The Lebanese Center for Energy Conservation has prepared an action plan to guide the development of these resources. The National Initiative for Energy Efficiency and Renewable Energy (NEEREA) was established in cooperation with the Banque du Liban, which facilitated the provision of low-interest loans to renewable energy projects, and more than 938 projects have been funded since March 2019 under this scheme. With regard to mega projects, Lebanon signed the first agreement to purchase electrical energy from renewable energy sources in 2018, with a total power of 226 megawatts … However, despite all that, these plans faltered due to several factors, including the political, legal and institutional framework that governs large projects, The lack of awareness of support plans, as mentioned in the “Renewable Energy Resources Readiness Assessment” conducted by the International Renewable Energy Agency in cooperation with the Ministry of Energy and Water and the Lebanese Energy Center. The study identified political, organizational and financial challenges to achieving the goals set for the year 2030. It proposed a methodology for assessing the readiness of renewable energy sources, as well as assessing costs, investment needs and impacts on external aspects related to air and environmental pollution. She emphasized that Lebanon has the potential to provide 30% of the electricity mix from renewable energy sources by 2030. This means doubling the share of renewable energy expected from current plans and policies, and achieving a 10-fold increase over the 3% recorded in 2014 (the base year for this analysis) ). Renewable energy could provide about 10% of Lebanon’s total final energy supply by 2030, from less than 1% in 2014.

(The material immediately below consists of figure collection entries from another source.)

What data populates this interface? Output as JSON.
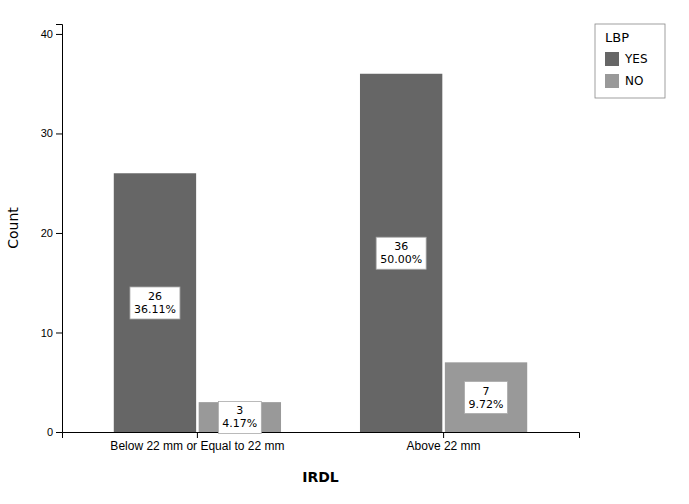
{
  "chart_data": {
    "type": "bar",
    "categories": [
      "Below 22 mm or Equal to 22 mm",
      "Above 22 mm"
    ],
    "series": [
      {
        "name": "YES",
        "color": "#666666",
        "values": [
          26,
          36
        ],
        "value_labels": [
          "26\n36.11%",
          "36\n50.00%"
        ]
      },
      {
        "name": "NO",
        "color": "#999999",
        "values": [
          3,
          7
        ],
        "value_labels": [
          "3\n4.17%",
          "7\n9.72%"
        ]
      }
    ],
    "xlabel": "IRDL",
    "ylabel": "Count",
    "legend_title": "LBP",
    "legend": "right",
    "ylim": [
      0,
      41
    ],
    "yticks": [
      0,
      10,
      20,
      30,
      40
    ],
    "grid": false,
    "data_labels": true
  }
}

Because of the lower costs of renewable energy technologies, their adoption could result in energy savings of $ 249 million annually, not to mention reducing the external costs of air pollution and carbon dioxide emissions. In order to reduce costs and emissions, the adoption of renewable energy offers broader social and economic advantages, and other benefits such as creating new jobs and markets, pumping cash flows, and improving energy security by diversifying its sources. However, success in achieving all of this requires major adjustments to strategies, policies, regulation, technology, infrastructure and financing mechanisms … knowing that the current framework does not fully take into account the rapid economic and technological changes occurring at the national and regional levels. The evaluation concludes that many of the main challenges must be addressed to overcome the current energy crisis, create a stable legislative and regulatory framework and enforce laws, establish the Electricity Regulatory Authority, to grant licenses for the uses of generators, define powers and roles between the various institutions and related entities, simplify administrative procedures and strengthen transmission networks. Stop technical waste and develop storage systems …
Will the new government take these data and recommendations to develop capabilities and make use of available clean and sustainable energies such as sun and air? Or will the bet remain only on oil and gas exploration, which alone occupy the political and economic mind that controls the country?